As suggested by the title of her first book, "Trespassers Will Be Baptized: The Unordained Memoir of a Preacher's Daughter," attorney Elizabeth Emerson Hancock's story is not a hair-raising account of barely surviving a gothic fundamentalist childhood.

Instead, her wry humor creates sentences like this one, about her younger sister, Meg: "She walked her feet up the wall and picked her nose -- the yogi-style meditative pose of the Christian child of the South."

The author describes her father, Greg Hancock, as a soft-spoken Southern Baptist pastor who reveres Crosby, Stills, Nash and Young and sings that quartet's "Teach Your Children" to her during one poignant moment.

In the book's acknowledgments, Hancock, 30, thanks a high school English teacher for inspiring her to write the memoir. She did not begin working on it in earnest, however, until September 2001. After finishing her undergraduate studies at Harvard University, she was living in Boston when the Sept. 11 terrorist attacks occurred.

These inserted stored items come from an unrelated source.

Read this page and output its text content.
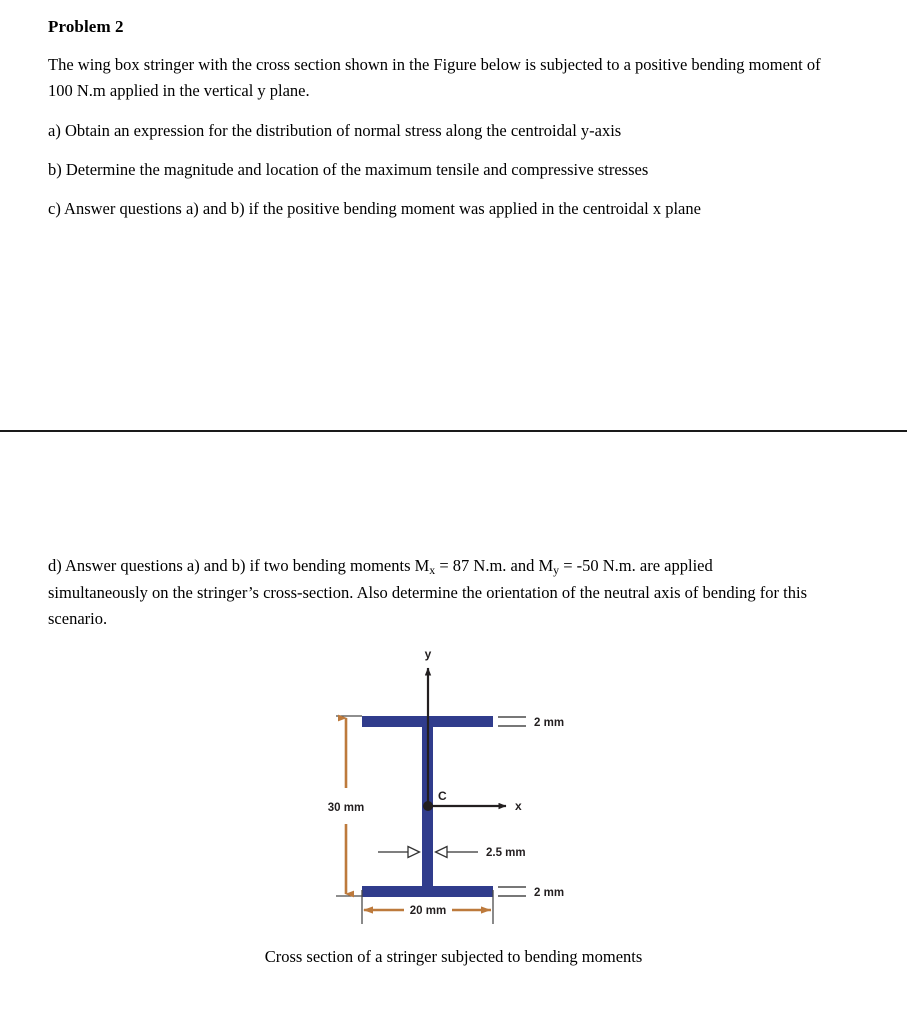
Problem 2

The wing box stringer with the cross section shown in the Figure below is subjected to a positive bending moment of 100 N.m applied in the vertical y plane.

a) Obtain an expression for the distribution of normal stress along the centroidal y-axis

b) Determine the magnitude and location of the maximum tensile and compressive stresses

c) Answer questions a) and b) if the positive bending moment was applied in the centroidal x plane

d) Answer questions a) and b) if two bending moments $M_x = 87$ N.m. and $M_y = -50$ N.m. are applied simultaneously on the stringer’s cross-section. Also determine the orientation of the neutral axis of bending for this scenario.

y
x
C
30 mm
20 mm
2.5 mm
2 mm
2 mm
Cross section of a stringer subjected to bending moments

Because of jammed phone lines and her distance from her childhood home in Kentucky, she felt terribly alone.

She began looking through her journals and remembering her family.

"There in the quiet downtown, in the vacated streets, I began to write about my family," she said this week. "It was a need to reconnect with what was familiar when nothing around me was."

. . .

Hancock's agent is Byrd Leavell, a native of Charlottesville and a graduate of the University of Virginia who works for the Waxman Literary Agency in New York. Leavell says he learned of Hancock through his client Tucker Max, author of "I Hope They Serve Beer in Hell."

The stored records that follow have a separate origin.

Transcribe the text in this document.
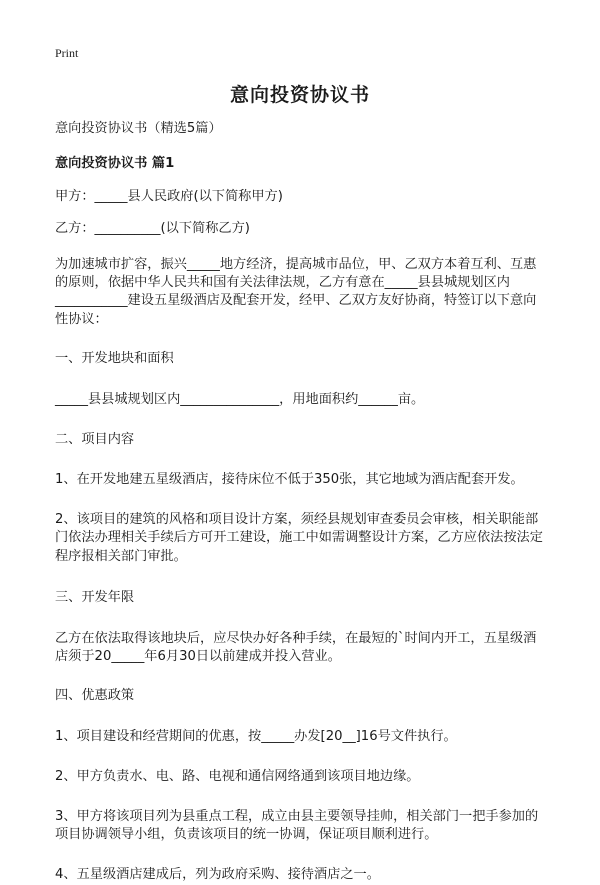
Print
意向投资协议书

意向投资协议书（精选5篇）

意向投资协议书 篇1

甲方：_____县人民政府(以下简称甲方)

乙方：__________(以下简称乙方)

为加速城市扩容，振兴_____地方经济，提高城市品位，甲、乙双方本着互利、互惠的原则，依据中华人民共和国有关法律法规，乙方有意在_____县县城规划区内___________建设五星级酒店及配套开发，经甲、乙双方友好协商，特签订以下意向性协议：

一、开发地块和面积

_____县县城规划区内_______________，用地面积约______亩。

二、项目内容

1、在开发地建五星级酒店，接待床位不低于350张，其它地域为酒店配套开发。

2、该项目的建筑的风格和项目设计方案，须经县规划审查委员会审核，相关职能部门依法办理相关手续后方可开工建设，施工中如需调整设计方案，乙方应依法按法定程序报相关部门审批。

三、开发年限

乙方在依法取得该地块后，应尽快办好各种手续，在最短的`时间内开工，五星级酒店须于20_____年6月30日以前建成并投入营业。

四、优惠政策

1、项目建设和经营期间的优惠，按_____办发[20__]16号文件执行。

2、甲方负责水、电、路、电视和通信网络通到该项目地边缘。

3、甲方将该项目列为县重点工程，成立由县主要领导挂帅，相关部门一把手参加的项目协调领导小组，负责该项目的统一协调，保证项目顺利进行。

4、五星级酒店建成后，列为政府采购、接待酒店之一。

"She's one of the most talented writers to come across my desk," Leavell said, adding that he thinks a bright writing career awaits Hancock. "I'm always looking for someone whose prose jumps off the page. Hers always does that."

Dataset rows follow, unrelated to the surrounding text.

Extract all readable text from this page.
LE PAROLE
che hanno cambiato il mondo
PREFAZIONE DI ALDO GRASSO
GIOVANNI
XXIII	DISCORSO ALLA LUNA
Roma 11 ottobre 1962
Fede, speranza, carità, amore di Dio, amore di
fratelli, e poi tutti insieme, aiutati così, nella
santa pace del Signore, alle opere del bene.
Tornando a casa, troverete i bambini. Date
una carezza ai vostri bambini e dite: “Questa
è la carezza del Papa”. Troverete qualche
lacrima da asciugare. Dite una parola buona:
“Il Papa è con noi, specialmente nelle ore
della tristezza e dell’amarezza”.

Hancock, whose legal name is Elizabeth E. Trende, is an attorney with Hunton & Williams in Richmond. She said her memoir has prompted fan mail from older conservative Christian women, who believe they recognize personality types from their years of involvement in churches, and from younger women who see feminist themes in her narrative. (Hancock depicts her younger sister as having such a gift for preaching that she would line up her stuffed animals as a makeshift congregation. Meg is now a college administrator.)

She loves hearing from former churchgoers who enjoy the sort of memories she writes about -- visits with grandparents, church suppers, awkward skits about biblical characters, first experiences with music.

"It's easier to believe when you're a child. Church is a good place for learning how to believe in something you can't see," she said. "I long for the time when I thought my parents were Godlike, or that my church could fix anything."

Her churchgoing is not merely a distant memory, however. Hancock and her husband, Sean Trende, joined First Baptist Church on Monument Avenue about a year ago.

Hancock grew up in another Richmond -- home of Eastern Kentucky University -- and moved here when she and her husband took jobs with Hunton & Williams.

I've lived here about two or three years now, which I've learned is a millisecond in Richmond time," she says. She refers to her adopted home as "a big city that thinks it's a small town."

Book signing

Elizabeth Emerson Hancock will be signing copies of her book today from 1 to 3 p.m. at the Barnes & Noble shop at The Creeks at Virginia Center, 9850 Brook Road in Glen Allen.